QUICK: OK, we had a viewer write in from Zimbabwe--I believe the name's Mfaro Hove--who writes: `What approach would you use to invest in a country where inflation is at more than 100,000 percent a year?'
BUFFETT: The only--the only defense you have in--when money is turning into confetti is basically your own talents and earning power. If you're the best brain surgeon, if you're the best meat cutter in town, if you're, you know, the best professional football player, whatever it may be, if you have your own talent, whether the currency becomes, you know, totally devalued or they go--they go to sharks' teeth or seashells for currency, you'll command your share if you have personal talent. So the best investment you can make is always in yourself. I tell students that all the time.
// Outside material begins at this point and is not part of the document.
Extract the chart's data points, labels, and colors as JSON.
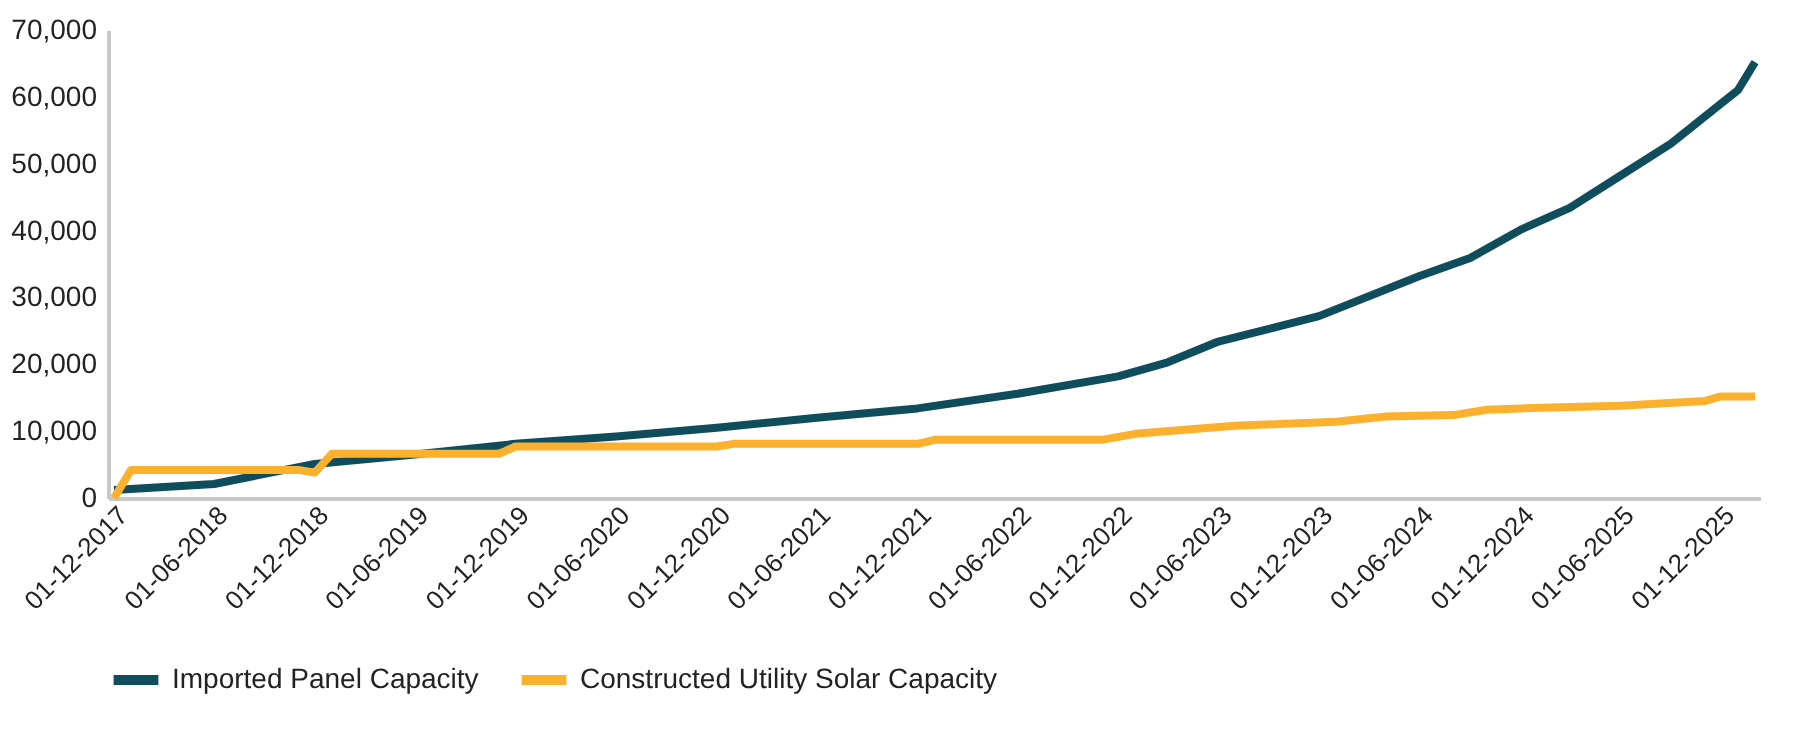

If they learn how to communicate better, all the--all the things they--they develop their own talents, they don't have to worry--they don't have to worry as much about the currency. It's when you're trying to store wealth that you have to worry enormously about what a currency does.
QUICK: OK. Warren, I have stacks of more e-mails that we're going to try and get to throughout the morning. And what I haven't told you yet is we also have another celebrity e-mail that's coming up, too...
BUFFETT: Oh. QUICK: ...from one of your famous friends. And, guys, we're going to get to all of that when we return.